Livergood and her husband Steve went to Utah in September to finally meet her long-lost family.

“It was just a weird feeling flying down there. I didn’t know whether actually to throw up … It was just different,” she said. “My girls both said, ‘Oh Mom, you’ll cry.’ I didn’t. … It’s like meeting a total stranger. But they’re really your half-brothers.”

The brothers live in Grantsville, a town of just under 10,000 people, where their father was born and raised. Bob’s children and grandchildren joined them for the reunion.

“I enjoyed it. I like her and her husband,” Bob Sandberg said. “They’re real nice people. We had a cookout.”

Livergood added, “They didn’t ask too much. They’re pretty quiet people, which I’m not. That’s never been a word to describe me.”

Sandberg gave her copies of some family photos. In one, their mother stands outside a shop or café in 1941, with advertisements for Chesterfield Cigarettes and Coca-Cola in the windows. She is 21 years old and wearing a dark skirt and white cowboy boots with a steer head on the front. It may have been taken in her hometown of Erda, Utah, next door to Grantsville.

“She never got too far,” Livergood said. “I know she waitressed for a while.”

“It’s just like a big old puzzle,” she added. “The more I found out, the more I need to know. My daughter says, ‘Mom, you already know so much, just let it be.’ But I can’t.”

She knows she probably won’t find answers to all her questions, especially about the choices her mother made.

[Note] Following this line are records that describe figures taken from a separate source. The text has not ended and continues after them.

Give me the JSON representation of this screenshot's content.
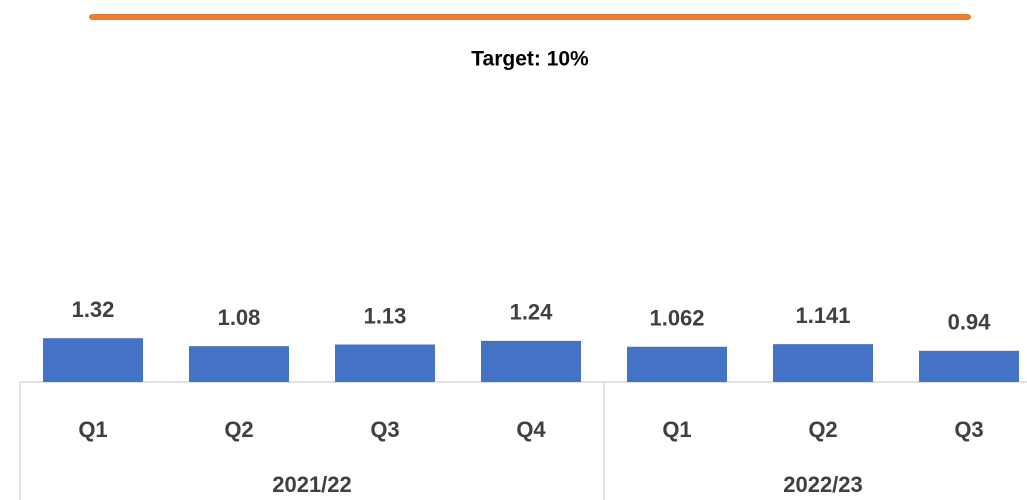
{
  "chart_data": {
    "type": "bar",
    "annotation": "Target: 10%",
    "groups": [
      {
        "name": "2021/22",
        "categories": [
          "Q1",
          "Q2",
          "Q3",
          "Q4"
        ]
      },
      {
        "name": "2022/23",
        "categories": [
          "Q1",
          "Q2",
          "Q3"
        ]
      }
    ],
    "values": [
      1.32,
      1.08,
      1.13,
      1.24,
      1.062,
      1.141,
      0.94
    ],
    "color": "#4472c4",
    "target_color": "#ed7d31",
    "ylim": [
      0,
      11
    ]
  }
}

“I guess what bothers me is after her husband died, why she didn’t try and find me,” Livergood said. “Because he was gone for quite a while. And why she never mentioned it even to her sons before she passed away? Don’t you think she would have done that? But she didn’t. … People back then, I tell you what, they could keep a good secret.”

Pitkanen took her secrets to the grave in 1960. Trained as a nurse and chiropractor, she faced manslaughter charges in the deaths of three women whose abortions she botched. Each time the charges were dropped.

Over the years stories emerged of her delivering healthy babies, telling the mothers the infants had died, then selling the newborns. She kept and raised five children as her own, and would beat them, according to stories collected by Gertie’s Babies.

“How fortunate I was to be put into a loving family,” Livergood said. “You know how they do adoption now? You go through all this rigmarole and interviews. Not this lady. ‘You’ve got the money? Here’s your kid.’ And she did that for 20 years.”

This Christmas she is grateful for Rudloff’s research skills, her brother Bob’s trust and her newly expanded family.

“As the years grow I think the relationships will grow. And I’m just glad I found them when I did.”